3 - Meditazione Cristiana e relazione interpersonale
di Enrico Loria
Cari amici,
penso sia bello dire con chiarezza che meditare trasforma lentamente nel tempo il proprio modo di percepire la relazione con l'altro. Dovrebbe essere così per qualsiasi pratica spirituale protratta nel tempo. In realtà questo cambiamento avviene "se" e "quando" esso trova posto nella nostra vita: è il dono che avviene per grazia e non per nostra capacità di conquistarlo.
Meditare conduce al di là del bisogno di controllo nella relazione.
E’ più forte di noi, per difenderci abbiamo bisogno di tenere sotto controllo l’altro nella relazione. Se non fosse così chissà quali rischi per noi. Anche i gruppi si organizzano sulla base del tentativo di controllare le persone. Se è vero che ciò è opportuno in molte situazioni di vita, nel gruppo di meditazione (o di crescita spirituale in genere) dovrebbe essere diverso.
Come fare?
Portare avanti il proprio punto di vista nel rispetto dell’altro presuppone molta maturità dal punto di vista psicologico, oltre che spirituale. Penso che una dimensione di "santità" si possa esprimere più con la sensibilità che con la rigorosità. La sensibilità ci porta però alla dimensione della croce, e della successiva resurrezione, mentre la rigorosità ci esenta dal metterci eccessivamente in gioco personalmente, ma ci lascia in un perenne limbo di insoddisfazione. E’ una difesa.
Possiamo giudicare?
No, in nessun caso, nonostante la eventualità della nostra consapevolezza del limite dell’altro. Non serve, anche se è umano nella sofferenza lamentare i propri diritti persi. Il cammino di maturazione nella relazione interpersonale presuppone andare a fondo in se stessi per rivelare la nostra essenza. Rivelare significa rendere noto sia il nostro dolore nella relazione, sia la nostra gioia nella speranza della prospettiva del regno. Di solito il punto cruciale è la rivelazione della propria miseria. E’ quello che manca in tutte le relazioni difficili. E ‘ ciò che più ci spaventa rispetto alla perdita di controllo nella relazione con l’altro. Farlo significa avere già capito che il nostro cammino verso il regno è già avviato sulla base dell’amore che Dio ha per noi in modo incondizionato. Siamo già usciti dall’idea di conquistare la salvezza così come si conquista il posto numerato al teatro quando abbiamo il regolare biglietto in mano. In quel caso andiamo sicuri di avere quel posto per il nostro "status quo" di possessori del regolare biglietto.

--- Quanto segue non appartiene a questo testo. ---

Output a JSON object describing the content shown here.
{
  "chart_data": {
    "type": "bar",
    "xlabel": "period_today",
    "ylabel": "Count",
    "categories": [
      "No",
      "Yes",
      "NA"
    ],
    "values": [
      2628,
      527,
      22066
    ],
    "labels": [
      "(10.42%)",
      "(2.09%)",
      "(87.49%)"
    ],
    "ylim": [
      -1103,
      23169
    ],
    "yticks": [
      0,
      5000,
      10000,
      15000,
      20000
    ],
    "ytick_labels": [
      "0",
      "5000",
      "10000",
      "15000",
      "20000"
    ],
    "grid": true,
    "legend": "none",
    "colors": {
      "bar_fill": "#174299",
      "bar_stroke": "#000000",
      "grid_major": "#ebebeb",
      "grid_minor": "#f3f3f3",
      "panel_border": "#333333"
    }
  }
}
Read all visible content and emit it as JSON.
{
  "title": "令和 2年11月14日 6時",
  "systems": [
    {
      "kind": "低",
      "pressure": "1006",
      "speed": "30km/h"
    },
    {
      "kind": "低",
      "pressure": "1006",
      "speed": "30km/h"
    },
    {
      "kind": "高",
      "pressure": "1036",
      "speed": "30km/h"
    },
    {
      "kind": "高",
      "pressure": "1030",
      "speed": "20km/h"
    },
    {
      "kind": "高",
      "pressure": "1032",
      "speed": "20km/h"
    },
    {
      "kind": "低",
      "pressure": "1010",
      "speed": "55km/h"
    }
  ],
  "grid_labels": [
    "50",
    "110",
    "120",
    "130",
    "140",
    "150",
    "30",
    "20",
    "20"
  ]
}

Perché dovremmo lasciarci andare così tanto?
Di solito non lo si fa così spontaneamente, ma il nostro lasciarci andare avviene come conseguenza e frutto della pratica spirituale prolungata nel tempo.
A volte avviene invece in conseguenza di eventi stressanti o tramatici (come conflitti relazionali, perdite, separazioni, sconfitte etc.) che ci costringono ad abbandonare il sentimento di onnipotenza che ci aveva stimolati a contenere gli altri piuttosto che a farsi contenere. Se il livello di maturazione è stato sufficiente, in quel momento si ha una ulteriore liberazione dal nostro ego, viceversa ci si aggrappa ancora di più ad esso. Ci sarà una nuova occasione futura di stress a guidarci, sperando questa volta di avere maggiori e più efficaci elementi a disposizione per compiere il passo di crescita.
In sintesi, il camino di crescita a cui siamo chiamati nella nostra vita terrena rispetto alle relazioni interpersonali, che ci porta ad andare al di là del nostro bisogno di controllo nella relazione, ha da compiersi sia per chi medita sia per chi non medita. La meditazione quindi costituisce uno dei modo possibili per favorire che questo cammino prenda posto nella nostra vita.